How does your service latency graph look like?

Regardless of what the microservice is doing, it always ends up looking like this:

Context switches, network spikes, garbage collection — all of those may lead to high latency. The numbers, of course, vary from one use case to another, but high latency at high percentiles is so common that it’s practically given

Instead of trying to optimize the service itself (which can sometimes be hard and not suitable for developers at all levels), let’s focus on the client-side optimization (remember — in our microservice environment the client side is almost always another microservice)

Ok, let’s just set a timeout...

Yes, we have to have timeouts, but those won’t improve our latency without degrading success ratio. Let’s assume our serviceA → serviceB latency graph is the same as above. With timeout = 200ms:

p(timeout) = 0.001

While it may be ok to throw away 1 of each 1000 requests, later on we may add serviceA → serviceC call keeping similar timeout policy:

p(overall timeout) = 1–(999/1000)² =~ 0.002 

In our microservice architecture, we have serviceA → serviceB → serviceC chained calls. The probability for a timeout increases according to the number of services called in a request sequence

p(overall timeout, 5 services) = 1–(999/1000)⁵ =~ 0.005 
p(overall timeout, 10 services) = 1–(999/1000)¹⁰ =~ 0.01

In reality, we may have hundreds of microservices, where each may call more than one. You don’t actually have to do the math to realize that the problem becomes significant as the number of services grows.

Double-dispatch/Speculative-retry to the rescue!

The basic idea of double dispatch (aka speculative retry) is to when a request doesn’t return after some time threshold, send another request and wait for the first that comes back.

Let’s assume latency is 50 at 99%, 150 at 99.7% and 200 at 99.9%

p(latency > 200, single request) = 0.001

Let’s examine the chance to high latency when firing another request at 50

p(latency > 50, 1st request) = 0.01
p(latency > 150, 2nd request) = 0.003
p(latency > 200, double dispatch at 50) = 0.01*0.003 = 0.00003

The chance to have a bad latency reduced by 97% with the price of 1% extra load* on our service; and we didn’t have to touch any server-side code!

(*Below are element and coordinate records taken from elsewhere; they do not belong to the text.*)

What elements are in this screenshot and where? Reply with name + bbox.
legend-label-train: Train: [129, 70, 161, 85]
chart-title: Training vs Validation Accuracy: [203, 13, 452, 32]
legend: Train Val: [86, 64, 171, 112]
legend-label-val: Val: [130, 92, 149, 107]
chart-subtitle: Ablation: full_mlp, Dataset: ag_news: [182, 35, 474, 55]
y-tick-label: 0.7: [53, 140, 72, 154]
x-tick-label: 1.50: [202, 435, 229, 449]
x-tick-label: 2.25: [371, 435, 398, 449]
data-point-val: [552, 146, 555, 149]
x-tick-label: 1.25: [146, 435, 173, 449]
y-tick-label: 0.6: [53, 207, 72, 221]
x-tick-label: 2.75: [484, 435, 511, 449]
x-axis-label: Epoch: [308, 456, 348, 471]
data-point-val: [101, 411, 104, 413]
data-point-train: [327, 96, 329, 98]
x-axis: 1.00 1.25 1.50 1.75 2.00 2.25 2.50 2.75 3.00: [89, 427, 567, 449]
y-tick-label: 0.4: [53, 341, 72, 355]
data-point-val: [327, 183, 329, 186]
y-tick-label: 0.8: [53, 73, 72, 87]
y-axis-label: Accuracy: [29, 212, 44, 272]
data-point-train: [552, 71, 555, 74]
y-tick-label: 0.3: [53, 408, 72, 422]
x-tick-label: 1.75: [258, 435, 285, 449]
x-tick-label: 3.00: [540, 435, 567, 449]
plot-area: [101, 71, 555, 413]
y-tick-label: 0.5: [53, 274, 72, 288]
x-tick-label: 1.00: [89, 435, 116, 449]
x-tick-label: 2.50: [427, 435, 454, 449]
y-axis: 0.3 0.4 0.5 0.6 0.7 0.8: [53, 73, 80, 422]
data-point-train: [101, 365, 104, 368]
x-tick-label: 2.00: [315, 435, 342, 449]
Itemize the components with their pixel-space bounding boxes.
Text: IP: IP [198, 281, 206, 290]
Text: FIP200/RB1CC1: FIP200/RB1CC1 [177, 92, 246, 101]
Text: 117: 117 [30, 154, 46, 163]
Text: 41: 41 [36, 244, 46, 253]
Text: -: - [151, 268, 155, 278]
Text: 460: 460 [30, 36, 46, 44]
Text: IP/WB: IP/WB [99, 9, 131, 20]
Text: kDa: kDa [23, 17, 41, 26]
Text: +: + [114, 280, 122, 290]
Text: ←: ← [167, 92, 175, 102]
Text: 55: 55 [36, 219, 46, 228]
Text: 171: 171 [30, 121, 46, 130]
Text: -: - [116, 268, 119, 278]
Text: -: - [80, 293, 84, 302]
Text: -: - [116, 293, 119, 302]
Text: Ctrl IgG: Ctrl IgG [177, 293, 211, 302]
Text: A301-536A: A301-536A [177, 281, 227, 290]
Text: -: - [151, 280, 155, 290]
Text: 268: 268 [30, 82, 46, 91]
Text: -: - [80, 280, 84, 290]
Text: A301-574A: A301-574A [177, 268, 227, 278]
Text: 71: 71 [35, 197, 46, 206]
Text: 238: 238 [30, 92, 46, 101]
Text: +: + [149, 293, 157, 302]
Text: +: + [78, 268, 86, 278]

*an accumulated effect has to be considered

But won’t the 2nd request face the same spikes as the 1st?

If we are always hitting the same instance of a microservice, most likely that double dispatch trick won’t work. Taking advantage of the fact that in a server array — not all nodes have the same latency spikes at the same time. That’s when the power of many helps

Great! let’s set our threshold to 50

Not so fast… at the time we measured it may be that the 99% latency = 50, but as our system gets more traffic at busy times - latency increases all over and now it’s possible that 50 will be our 75%

With these numbers, setting a constant value to the double dispatch may lead to an extra 25% load!

Adaptivity is critical

Instead of setting a constant threshold — let’s switch to a constant number of extra requests to send. We have to decide what is the extra load our service is willing to put up with in order to improve the latency - let’s say we decided that extra 1% is ok

We have to maintain a latency histogram of the last few seconds — and update it with the request duration upon every response. This allows us to get a decent estimation of the current value of the 99% of our latency and use it to determine the threshold of the double dispatch. Now we are at minimum risk of overloading our system

To sum up

The magic of double dispatch won’t solve all your latency problems, especially if the whole latency graph raises. You will still have to optimize and pay attention to network, context switch, and gc.

However, using it correctly in an adaptive way — you are bound to see surprising results!

--

--